It is estimated that 1 in 6 Americans suffers from a mental illness. Nevertheless, the causes of some of these remain nebulous. A team from Virginia Commonwealth University analyzed post-mortem brains of people with mental illness. He thus identified a genetic activity common to five of the most common pathologies.
A 2013 study had already shown that some genetic variations are common to autism, schizophrenia, bipolar disorder, depression and attention disorder. However, the researchers failed to identify a link between specific genetic alterations and symptoms. The study in question focused instead on what happens at the molecular level inside the brain.
The researchers analyzed the brains of 700 subjects suffering from: autism, schizophrenia, bipolar disorder, depression, alcoholism. They compared the patterns of these brains with those of 293 healthy brains. For further control, they also controlled the gene expression of the cortical area in 197 patients with inflammatory bowel disease. In this way they excluded the involvement of processes linked to other diseases.

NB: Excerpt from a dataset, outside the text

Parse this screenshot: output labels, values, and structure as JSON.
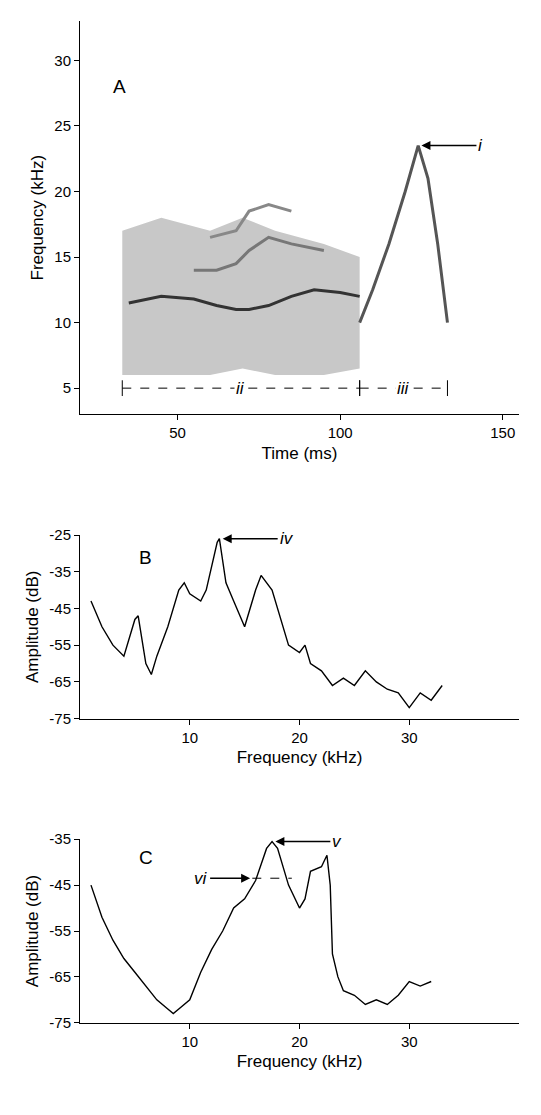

The analysis showed that certain psychiatric illnesses are much more similar than the symptoms would suggest. For example, the genomic data revealed a strong similarity between bipolar disorder and schizophrenia. On the other hand, there are no correlations between alcoholism and depression, theorized by other studies.
Furthermore, autism and schizophrenia would have in common an excessive expression of the wooing genes. In contrast, genes related to communication between neurons would be inactive in autism, schizophrenia and bipolar disorder.
According to the author of the 2013 study, Jordan Smoller, the next step should be to focus on the genetic expression of individual cells. Current studies focus on large areas of the brain. A more specific analysis would allow us to find the mechanical processes of certain diseases.